Geospatial indexing (quad tree / PostGIS)

A naive "scan all drivers and compute distance" is far too slow. Introduce a geospatial index — a quad tree — which recursively splits the map into four regions until each cell holds fewer than some K drivers. This makes proximity queries efficient. With Postgres you get this via the PostGIS extension.

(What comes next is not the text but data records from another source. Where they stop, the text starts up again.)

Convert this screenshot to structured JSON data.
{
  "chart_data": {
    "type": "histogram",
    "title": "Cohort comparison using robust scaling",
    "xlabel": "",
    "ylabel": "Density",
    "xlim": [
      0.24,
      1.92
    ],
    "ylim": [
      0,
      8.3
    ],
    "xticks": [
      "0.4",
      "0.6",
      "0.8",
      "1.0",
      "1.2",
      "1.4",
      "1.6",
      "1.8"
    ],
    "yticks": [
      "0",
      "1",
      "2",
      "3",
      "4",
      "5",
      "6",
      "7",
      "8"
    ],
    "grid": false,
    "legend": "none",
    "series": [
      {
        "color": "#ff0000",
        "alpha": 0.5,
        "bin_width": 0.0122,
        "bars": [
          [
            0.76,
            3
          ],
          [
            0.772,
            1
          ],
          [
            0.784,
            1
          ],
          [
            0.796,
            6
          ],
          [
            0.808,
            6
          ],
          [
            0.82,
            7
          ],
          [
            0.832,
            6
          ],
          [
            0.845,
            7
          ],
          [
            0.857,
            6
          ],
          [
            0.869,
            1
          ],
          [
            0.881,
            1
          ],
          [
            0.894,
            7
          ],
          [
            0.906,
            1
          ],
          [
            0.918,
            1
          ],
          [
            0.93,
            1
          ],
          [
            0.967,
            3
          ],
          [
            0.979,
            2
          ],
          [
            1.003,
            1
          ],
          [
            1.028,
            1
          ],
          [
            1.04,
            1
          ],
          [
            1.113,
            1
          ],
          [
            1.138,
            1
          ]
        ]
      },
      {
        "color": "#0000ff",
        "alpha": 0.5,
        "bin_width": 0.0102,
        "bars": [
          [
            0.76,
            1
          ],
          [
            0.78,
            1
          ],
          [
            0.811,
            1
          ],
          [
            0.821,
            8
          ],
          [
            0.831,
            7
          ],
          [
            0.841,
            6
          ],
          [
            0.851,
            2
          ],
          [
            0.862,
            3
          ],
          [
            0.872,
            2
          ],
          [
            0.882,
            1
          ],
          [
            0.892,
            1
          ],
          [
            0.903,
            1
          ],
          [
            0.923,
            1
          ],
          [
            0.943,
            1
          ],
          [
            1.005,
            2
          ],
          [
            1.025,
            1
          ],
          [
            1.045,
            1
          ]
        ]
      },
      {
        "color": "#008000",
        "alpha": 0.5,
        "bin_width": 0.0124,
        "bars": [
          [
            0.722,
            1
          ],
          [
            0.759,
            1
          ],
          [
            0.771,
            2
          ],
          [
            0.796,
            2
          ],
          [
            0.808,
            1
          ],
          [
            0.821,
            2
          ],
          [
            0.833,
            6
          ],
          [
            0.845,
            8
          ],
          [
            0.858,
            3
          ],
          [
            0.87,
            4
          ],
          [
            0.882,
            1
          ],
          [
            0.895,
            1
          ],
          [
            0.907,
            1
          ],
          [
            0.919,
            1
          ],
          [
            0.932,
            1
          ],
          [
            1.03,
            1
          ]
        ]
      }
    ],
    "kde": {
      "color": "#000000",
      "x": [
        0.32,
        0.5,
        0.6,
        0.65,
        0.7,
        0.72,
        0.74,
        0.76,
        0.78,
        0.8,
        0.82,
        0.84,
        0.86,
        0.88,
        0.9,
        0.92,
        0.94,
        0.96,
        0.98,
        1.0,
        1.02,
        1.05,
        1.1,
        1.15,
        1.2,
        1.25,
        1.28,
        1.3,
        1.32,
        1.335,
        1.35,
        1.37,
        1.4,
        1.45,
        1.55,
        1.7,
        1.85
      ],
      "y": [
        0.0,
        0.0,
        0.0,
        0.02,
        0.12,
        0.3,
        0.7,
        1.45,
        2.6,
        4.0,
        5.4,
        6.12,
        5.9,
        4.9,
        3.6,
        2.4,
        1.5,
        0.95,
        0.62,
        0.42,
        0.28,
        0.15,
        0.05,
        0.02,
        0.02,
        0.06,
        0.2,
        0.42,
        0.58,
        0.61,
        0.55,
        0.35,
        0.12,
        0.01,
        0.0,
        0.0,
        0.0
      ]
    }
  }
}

Taming location-update throughput

Constant pings from every driver can hit something like ~600K TPS, which is wasteful. Use dynamic location updates: have the driver app vary its update frequency based on context — speed, whether the car is parked (no movement → no updates), and proximity to ride requests / hot areas (less precision needed out in the boonies). This can cut the write load dramatically.

Consistency of matching

Two invariants: no driver gets more than one ride, and no ride goes to more than one driver. Solve with a lock on the driver while a match is pending. A clean option is DynamoDB (few relations, high availability, scales well) with a driver-lock table using a TTL on rows so stale locks auto-expire — reusing the same database as the lock rather than adding a separate Redis instance.

Key takeaways

• Follow the roadmap: requirements → entities → API → high-level design → deep dives; budget time so deep dives get real attention.
• Model a Location entity separate from Driver so proximity matching stays fast.
• Quad tree + PostGIS is the standard answer for geospatial/proximity search.
• Dynamic, context-aware location updates are the lever for cutting write throughput.
• Lock the driver (e.g. DynamoDB with TTL) to keep matching consistent without double-booking.
• The same proximity-search pattern generalizes to Find My Friends, Yelp, and friends.